The site did have affiliate product links with fastclick but I took the affiliate stuff off in hopes that would fix the problem? But it didn't help?
The site has many thousands of links to it from mostly related sites and some not, with different anchor text.
It's like the site has been marked for spam or something and there is no way out of the penalty. I have emailed google through their re-inclusion form many times but it don't help.
The site has only static urls and any url with a? is only there for tracking reasons. I tried it with the solution from Claus post mentioned above but it did not work. anypage.htm and anypage.htm?anything are both giving status 200 instead of anypage.htm?anything giving a 301 redirect to anypage.htm.
Is there a rewrite for all pages with a question mark?
Caveat: Some time ago, a number of people had problems with, for example subdomain%20.example.com (or www%20.example.com) being linked to.
Google would try to fetch them and although those URLs are not legal with wildcard DNS and a Web server using IP based hosting and no Host check, content would be returned. If this URL was chosen during canonicalisation, people with other user agents would get an error when they clicked the link.
No. The word "theoretically" is wrong. They are.
To Google (and the other SE´s) an URI is an unique string of characters, and two strings of characters that aren't 100% identical are not considered to be the same URI's.
>> anypage.htm and anypage.htm?anything are both giving status 200
Toughturkey had the same problem in this thread [webmasterworld.com]. I really don't know what the cause is. It could eg. be a conflict of rules if you have other rules that are valid for the same set of URL's and are placed before these in the ".htaccess" file.
Google would try to fetch them and although those URLs are not legal with wildcard DNS and a Web server using IP based hosting and no Host check, content would be returned. If this URL was chosen during canonicalisation, people with other user agents would get an error when they clicked the link
ciml - do you think that this process has broader effects - does this result in G calling the wrong URL as canonical for many pages or just a select few?
Is there a rewrite for all pages with a question mark?
Have a look at the Apache docs [httpd.apache.org] (look for "Query String"):
When you want to erase an existing query string, end the substitution string with just the question mark.
eyezshine, I can't say what's wrong in your case but if you see listings for for non-URLs that Google can't fetch, then I don't see what harm they can do to your Web site.
it is unrelated to the canonical issue but permanent 404's in google can harm a site.
It 'knows' the URI exists and 'knows' it is returning 404 but somehow refuses to forget about it.
404 is an error but not specifically a permanent error - it could be temporary.
A 404 URI seems to drag other URI's into the supplemental index. I sure wouldn't want a 404 associated in any way shape or form with my homepage for very long.

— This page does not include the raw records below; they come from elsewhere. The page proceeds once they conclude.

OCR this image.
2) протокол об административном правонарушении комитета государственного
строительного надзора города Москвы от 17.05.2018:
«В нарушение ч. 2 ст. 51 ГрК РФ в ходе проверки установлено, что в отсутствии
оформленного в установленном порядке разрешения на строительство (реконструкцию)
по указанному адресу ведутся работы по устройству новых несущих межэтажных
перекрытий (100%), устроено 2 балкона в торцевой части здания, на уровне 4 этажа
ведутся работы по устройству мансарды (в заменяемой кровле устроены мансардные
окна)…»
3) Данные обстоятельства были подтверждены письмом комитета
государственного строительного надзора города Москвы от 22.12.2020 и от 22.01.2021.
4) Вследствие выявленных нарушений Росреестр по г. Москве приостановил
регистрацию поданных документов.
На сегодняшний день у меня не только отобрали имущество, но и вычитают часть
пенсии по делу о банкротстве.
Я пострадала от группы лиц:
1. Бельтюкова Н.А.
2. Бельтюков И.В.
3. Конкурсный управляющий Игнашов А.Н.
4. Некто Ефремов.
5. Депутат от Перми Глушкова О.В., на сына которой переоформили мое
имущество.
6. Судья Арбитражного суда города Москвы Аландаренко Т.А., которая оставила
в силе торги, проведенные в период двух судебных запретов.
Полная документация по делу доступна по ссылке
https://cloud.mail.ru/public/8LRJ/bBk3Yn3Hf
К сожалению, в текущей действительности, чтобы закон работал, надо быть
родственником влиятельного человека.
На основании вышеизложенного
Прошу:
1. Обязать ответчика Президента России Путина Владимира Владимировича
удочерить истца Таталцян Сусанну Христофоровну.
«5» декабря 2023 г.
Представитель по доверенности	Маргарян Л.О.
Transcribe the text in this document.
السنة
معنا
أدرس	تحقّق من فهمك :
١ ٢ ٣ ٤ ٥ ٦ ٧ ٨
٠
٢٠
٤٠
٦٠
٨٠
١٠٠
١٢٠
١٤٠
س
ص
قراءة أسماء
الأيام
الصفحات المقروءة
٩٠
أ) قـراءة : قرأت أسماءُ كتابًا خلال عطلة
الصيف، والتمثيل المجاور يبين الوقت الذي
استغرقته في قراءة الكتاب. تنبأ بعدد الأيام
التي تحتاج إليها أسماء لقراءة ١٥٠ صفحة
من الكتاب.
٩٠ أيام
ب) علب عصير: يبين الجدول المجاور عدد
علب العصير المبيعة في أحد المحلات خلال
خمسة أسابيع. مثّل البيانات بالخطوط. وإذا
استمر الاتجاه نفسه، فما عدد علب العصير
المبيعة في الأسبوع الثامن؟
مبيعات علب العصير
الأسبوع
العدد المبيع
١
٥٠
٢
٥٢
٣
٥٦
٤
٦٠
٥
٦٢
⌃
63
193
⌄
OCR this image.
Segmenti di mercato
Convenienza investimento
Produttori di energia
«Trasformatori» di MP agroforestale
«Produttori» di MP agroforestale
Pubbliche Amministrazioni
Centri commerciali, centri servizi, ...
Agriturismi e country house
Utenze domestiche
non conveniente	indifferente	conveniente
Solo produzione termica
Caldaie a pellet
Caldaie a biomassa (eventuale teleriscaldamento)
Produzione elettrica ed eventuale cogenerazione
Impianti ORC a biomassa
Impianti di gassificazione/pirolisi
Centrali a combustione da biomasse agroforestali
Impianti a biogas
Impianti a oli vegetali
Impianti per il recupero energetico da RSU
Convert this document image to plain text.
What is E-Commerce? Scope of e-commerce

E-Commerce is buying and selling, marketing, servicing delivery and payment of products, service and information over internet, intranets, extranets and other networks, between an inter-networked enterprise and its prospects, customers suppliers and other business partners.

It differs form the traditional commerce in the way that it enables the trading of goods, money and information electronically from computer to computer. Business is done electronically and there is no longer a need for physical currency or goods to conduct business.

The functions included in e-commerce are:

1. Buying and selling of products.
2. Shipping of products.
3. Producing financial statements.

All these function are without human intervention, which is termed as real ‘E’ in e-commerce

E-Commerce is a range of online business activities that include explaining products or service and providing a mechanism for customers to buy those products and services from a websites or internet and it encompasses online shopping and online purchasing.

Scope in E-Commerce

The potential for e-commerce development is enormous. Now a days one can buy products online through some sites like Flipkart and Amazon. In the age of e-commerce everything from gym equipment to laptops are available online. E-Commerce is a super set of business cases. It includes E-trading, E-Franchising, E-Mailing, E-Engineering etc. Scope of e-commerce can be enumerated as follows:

if you are worried about removing your homepage you can force a code 410 GONE on a specific URI and it will be removed.
I can see a listing of www%20.example.com in the SERPs, with title and description.
Google Translate and the Google cache don't work for it, but I do notice that the browser I'm using today (IE6) can access it. The browser I was using when this problem first came to light (January 2002 I think) didn't.